Example correlations from one pair of sites in each field. We counted the number of evoked spikes to each speech sound fired from each of two sites that were tuned within one-fourth octave of each other and quantified these pairs using the correlation coefficient. These examples represent pairs in the 75th percentile in each field. A: AAF sites fire with a similar number of spikes per sound. For example, both of these sites fired the most spikes to /b/ and /g/, and the least number of spikes to /s/. This example had an R² of 0.77 (P < 0.01). B: A1 pairs had the highest correlation, suggesting the largest amount of redundant information. This pair had an R² of 0.86 (P < 0.01). VAF (R² of 0.61, P = 0.04; C) and PAF (R² of 0.63, P = 0.03; D) pairs had weak correlations, suggesting that these fields had less redundancy in information encoding. For example, in both C and D, one site in the pair fired more spikes to /g/ than the other site in the pair.

Fig. 10.

Distribution of correlation coefficients between speech-evoked responses in pairs of recording sites. In each field, we found pairs of sites tuned within one-fourth octave of each other and compared the number of evoked spikes to each of the seven consonant sounds presented. We quantified these comparisons using the correlation coefficient. A: pairs of sites in AAF were strongly correlated with each other when comparing the number of evoked spikes to speech sounds. AAF site pairs had an average R value of 0.33. B: A1 pairs were the most correlated with each other (an average R value of 0.36, t-test vs.

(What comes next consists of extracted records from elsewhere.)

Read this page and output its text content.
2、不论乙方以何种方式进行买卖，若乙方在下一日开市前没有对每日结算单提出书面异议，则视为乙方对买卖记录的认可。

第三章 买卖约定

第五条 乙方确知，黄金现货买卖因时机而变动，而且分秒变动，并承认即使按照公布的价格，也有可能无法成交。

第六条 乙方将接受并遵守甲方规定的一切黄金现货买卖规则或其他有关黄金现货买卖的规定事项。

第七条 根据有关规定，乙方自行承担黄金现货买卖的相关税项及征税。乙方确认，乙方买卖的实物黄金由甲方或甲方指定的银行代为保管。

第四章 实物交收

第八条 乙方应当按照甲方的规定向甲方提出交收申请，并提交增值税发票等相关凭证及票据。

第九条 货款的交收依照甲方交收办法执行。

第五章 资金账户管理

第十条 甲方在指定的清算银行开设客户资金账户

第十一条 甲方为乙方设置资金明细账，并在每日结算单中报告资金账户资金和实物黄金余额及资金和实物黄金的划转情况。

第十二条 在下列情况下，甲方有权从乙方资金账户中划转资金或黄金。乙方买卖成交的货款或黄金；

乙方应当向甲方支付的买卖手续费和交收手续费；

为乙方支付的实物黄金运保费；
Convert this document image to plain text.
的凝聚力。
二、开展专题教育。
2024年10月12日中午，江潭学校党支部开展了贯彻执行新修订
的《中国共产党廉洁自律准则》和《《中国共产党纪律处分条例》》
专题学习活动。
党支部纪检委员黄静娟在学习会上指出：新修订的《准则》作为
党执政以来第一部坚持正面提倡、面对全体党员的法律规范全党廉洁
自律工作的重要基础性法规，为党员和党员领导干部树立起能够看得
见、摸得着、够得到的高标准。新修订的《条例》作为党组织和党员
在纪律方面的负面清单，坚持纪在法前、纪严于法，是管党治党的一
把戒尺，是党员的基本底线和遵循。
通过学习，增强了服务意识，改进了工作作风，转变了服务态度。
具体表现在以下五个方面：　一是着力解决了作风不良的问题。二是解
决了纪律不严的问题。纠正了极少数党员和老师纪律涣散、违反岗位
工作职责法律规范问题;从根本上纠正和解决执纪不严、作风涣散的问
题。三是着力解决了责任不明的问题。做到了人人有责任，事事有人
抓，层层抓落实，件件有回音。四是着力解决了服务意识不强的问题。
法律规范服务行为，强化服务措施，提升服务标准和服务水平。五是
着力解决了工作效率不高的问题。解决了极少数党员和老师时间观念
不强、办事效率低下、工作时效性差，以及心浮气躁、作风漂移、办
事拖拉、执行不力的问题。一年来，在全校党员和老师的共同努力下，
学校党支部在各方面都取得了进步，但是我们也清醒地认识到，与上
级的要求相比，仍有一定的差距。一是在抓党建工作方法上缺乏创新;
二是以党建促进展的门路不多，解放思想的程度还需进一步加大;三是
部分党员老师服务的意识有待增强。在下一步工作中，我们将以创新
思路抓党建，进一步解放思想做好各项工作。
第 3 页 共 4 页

AAF, P < 0.01). VAF (C) and PAF (D) pairs were the least correlated, with an average R value of 0.17 in VAF and 0.18 in PAF. Both of these fields were less correlated than AAF or A1 (t-tests with Bonferroni correction, P < 0.01), but were not different from each other (P = 0.04).

Fig. 11.

Neural activity from multiple fields can identify consonant sounds better when spike timing information is preserved. We ran the classifier using templates for all 7 sounds simultaneously to test the ability of neural activity to identify the 7 sounds with and without spike timing information. All four fields were significantly better at the identification task when spike timing information was preserved (black bars) than when spike timing information was removed (white bars; *P < 0.001). AAF was most affected by the removal of spike timing (i.e., had the greatest difference in performance across the two conditions), followed by A1, VAF, and PAF (P < 0.001).